Она относилась к городу, как к живому человеку – злилась на него, негодовала, обвиняла в тупости и равнодушии, кляла его внешние недостатки и презирала за «нетеатральность». То же самое должна была делать и я. Стоило мне лишь на йоту усомниться в столь репрессивных методах работы по вербовке зрителей, как Таисия обрушивала на меня шквал своих нерастраченных (актрисой она так и не стала, хотя закончила институт культуры) артистических эмоций.

- Ты что, с ума сошла?! Какая может быть добровольность? Этак мы с тобой, милочка, останемся при пустых залах!

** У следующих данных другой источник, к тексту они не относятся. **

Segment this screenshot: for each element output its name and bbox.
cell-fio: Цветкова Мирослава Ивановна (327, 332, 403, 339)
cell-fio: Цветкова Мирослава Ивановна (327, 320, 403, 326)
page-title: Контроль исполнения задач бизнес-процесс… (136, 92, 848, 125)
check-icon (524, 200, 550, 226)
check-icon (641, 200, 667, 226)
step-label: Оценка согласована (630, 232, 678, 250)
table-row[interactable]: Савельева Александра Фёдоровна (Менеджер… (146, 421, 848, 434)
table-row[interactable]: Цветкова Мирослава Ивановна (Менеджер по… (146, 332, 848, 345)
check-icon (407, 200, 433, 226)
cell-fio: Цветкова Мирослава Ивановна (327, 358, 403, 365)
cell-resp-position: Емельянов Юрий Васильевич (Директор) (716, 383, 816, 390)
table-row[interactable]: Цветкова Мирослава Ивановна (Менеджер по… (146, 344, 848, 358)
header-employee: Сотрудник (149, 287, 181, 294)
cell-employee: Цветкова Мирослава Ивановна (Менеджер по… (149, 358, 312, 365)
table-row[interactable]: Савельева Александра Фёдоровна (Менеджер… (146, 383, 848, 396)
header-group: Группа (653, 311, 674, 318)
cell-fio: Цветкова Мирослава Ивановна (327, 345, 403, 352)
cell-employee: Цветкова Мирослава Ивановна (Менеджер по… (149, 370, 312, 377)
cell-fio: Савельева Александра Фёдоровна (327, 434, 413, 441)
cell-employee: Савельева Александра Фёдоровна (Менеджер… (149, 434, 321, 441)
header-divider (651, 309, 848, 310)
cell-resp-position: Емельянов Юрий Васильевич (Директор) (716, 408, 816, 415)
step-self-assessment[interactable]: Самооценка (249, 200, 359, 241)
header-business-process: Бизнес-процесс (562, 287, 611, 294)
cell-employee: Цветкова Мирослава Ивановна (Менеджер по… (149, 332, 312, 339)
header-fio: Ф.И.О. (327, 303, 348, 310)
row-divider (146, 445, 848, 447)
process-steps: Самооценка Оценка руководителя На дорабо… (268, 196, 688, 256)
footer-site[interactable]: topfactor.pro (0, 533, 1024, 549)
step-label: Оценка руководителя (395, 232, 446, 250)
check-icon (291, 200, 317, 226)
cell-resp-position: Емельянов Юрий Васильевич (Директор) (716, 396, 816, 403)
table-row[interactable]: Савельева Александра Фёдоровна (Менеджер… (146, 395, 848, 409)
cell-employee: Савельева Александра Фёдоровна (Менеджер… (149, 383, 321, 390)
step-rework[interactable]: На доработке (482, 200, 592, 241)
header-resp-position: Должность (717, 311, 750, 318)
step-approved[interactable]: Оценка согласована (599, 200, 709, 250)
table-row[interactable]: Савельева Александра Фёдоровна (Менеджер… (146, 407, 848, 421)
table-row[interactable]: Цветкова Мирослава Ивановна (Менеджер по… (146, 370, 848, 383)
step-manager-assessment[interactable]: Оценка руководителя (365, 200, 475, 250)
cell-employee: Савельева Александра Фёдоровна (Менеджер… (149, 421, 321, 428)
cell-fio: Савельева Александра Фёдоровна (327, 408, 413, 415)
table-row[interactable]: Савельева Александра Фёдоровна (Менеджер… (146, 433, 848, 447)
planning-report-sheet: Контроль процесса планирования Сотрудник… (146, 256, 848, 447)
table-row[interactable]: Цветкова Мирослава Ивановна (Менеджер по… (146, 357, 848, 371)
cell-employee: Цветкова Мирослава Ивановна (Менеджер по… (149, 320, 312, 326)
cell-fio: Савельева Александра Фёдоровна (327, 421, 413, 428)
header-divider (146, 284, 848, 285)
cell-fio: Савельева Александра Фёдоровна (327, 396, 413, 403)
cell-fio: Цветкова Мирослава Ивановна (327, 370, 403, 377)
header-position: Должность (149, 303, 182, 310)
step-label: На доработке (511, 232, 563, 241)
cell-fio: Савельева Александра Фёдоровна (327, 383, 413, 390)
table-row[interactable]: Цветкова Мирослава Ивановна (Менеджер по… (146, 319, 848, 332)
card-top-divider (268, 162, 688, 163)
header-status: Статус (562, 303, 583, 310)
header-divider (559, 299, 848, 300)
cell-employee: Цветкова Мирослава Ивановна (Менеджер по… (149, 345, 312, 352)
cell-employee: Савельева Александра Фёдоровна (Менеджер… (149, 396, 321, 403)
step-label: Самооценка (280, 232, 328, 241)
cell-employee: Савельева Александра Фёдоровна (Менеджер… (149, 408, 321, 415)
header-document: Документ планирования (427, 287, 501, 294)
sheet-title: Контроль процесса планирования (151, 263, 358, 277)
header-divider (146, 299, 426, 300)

Душными ночами, устав от Таисии Федоровны, я без сна лежала на кровати в своем номере и тоскливо перебирала в голове ее убийственные для моего литературного вкуса аргументы:

- О каком Чехове ты говоришь? Что еще за Лесковы, Гончаровы, Бунины могут быть в наше время? Это все устарело! Подумаешь – великая литература! Что она может дать сегодня уставшей от политических и социальных катаклизмов русской душе? Зрителю необходим катарсис, очищение, взлет эмоций, удар по нервам, заканчивающийся слезами, а то и – рыданиями в голос… А это под силу только современным, авангардным пьесам!

Мне было обидно за любимых писателей. Спектакль, который мы с Таисией Федоровной привезли в этот душный и совсем не театральный город, можно было назвать вульгарщиной, китчем, абсурдом, декадансом – чем угодно, но только не шедевром драматургии.

- И, тем не менее, он – лицо нашего театра! – предупреждала на утренних летучках Таисия Федоровна всех нас, сотрудников рекламной группы. – Здесь, на гастролях, мы должны произвести фурор! Чтоб лишний билетик за километр спрашивали…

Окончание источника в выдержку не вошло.